The finger in the butt thing I'll agree on. I'm like "The hell?!!". Same thing with a swat on the backside. I'm not into that.
 
Also, accidentally walloping your face on the headboard is a good one too. Bloody noses are never sexy.
 
Whilst at Uni and really going for it the girl whispers in my ear. "you know my dad is staying in the house and is in the room next door"
 
Ugh - falling objects onto our heads from the headboard. It's not a complete stop, but more a pause to either switch positions or locations, or swipe all the kids crap off the top before we continue. Three nights ago I got hit right in the eye with a dancing elmo.
 
I thought it was hilarious that the same day that I was reading this thread my husband and I had an experience to share here.

He came downstairs in some loose pajama bottoms, stood in front of me and said, "Suck it now. You know you want to."

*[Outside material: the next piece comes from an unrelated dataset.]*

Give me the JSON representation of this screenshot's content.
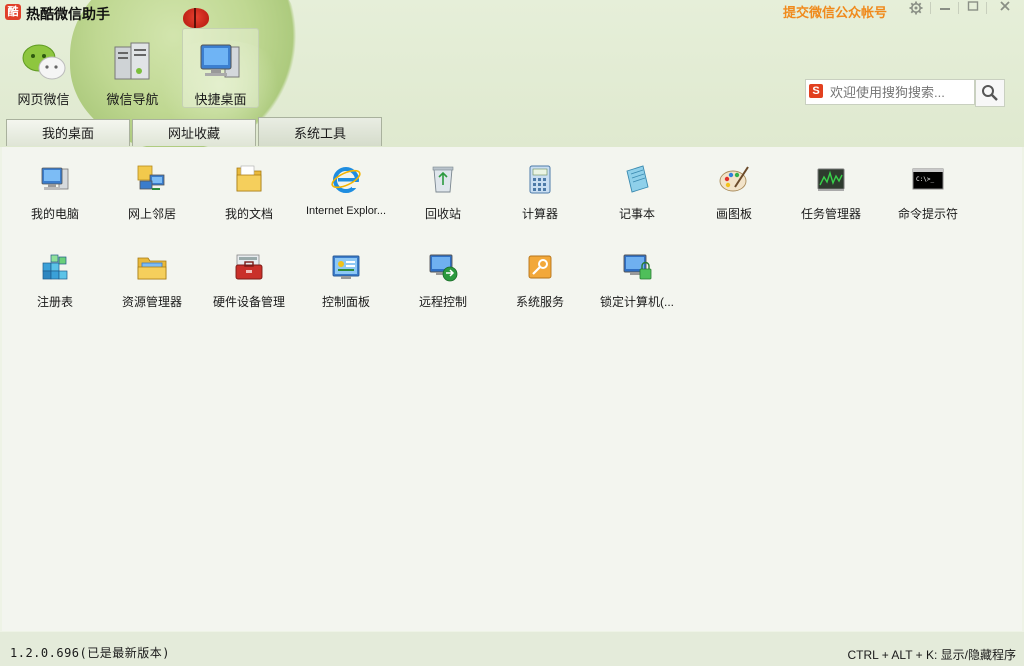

I could have creamed myself right there. I knelt down, pulled him out and had just started to suck him into my mouth when our 100lb Newfoundland dog came over. Hubby was quick enough to move out of the way before there were two tongues on her nether regions. It was freaking hilarious! We laughed ourselves silly but between the giggles and the dog interrupting us we had lost the mood.

In case you are feeling sorry for him, I made up for the interrupted blow job by taking him upstairs later and sucking everything out of him.
 
No one likes to be told 'no', especially in bed. I hear 'no' a lot with my wife. There was a time when I had not accepted her lower sex drive and interest in sex as a fact yet. And I recall that we were making out and it seemed like everything I tried got a 'no'. Nothing crazy, just the same stuff we always did, but that day it was all 'no'. Finally, when I asked to eat her pussy to get her ready for penetration, she said 'no' and I got up, got dressed, and took a walk.

Either you want to have sex or you don't. Which is it?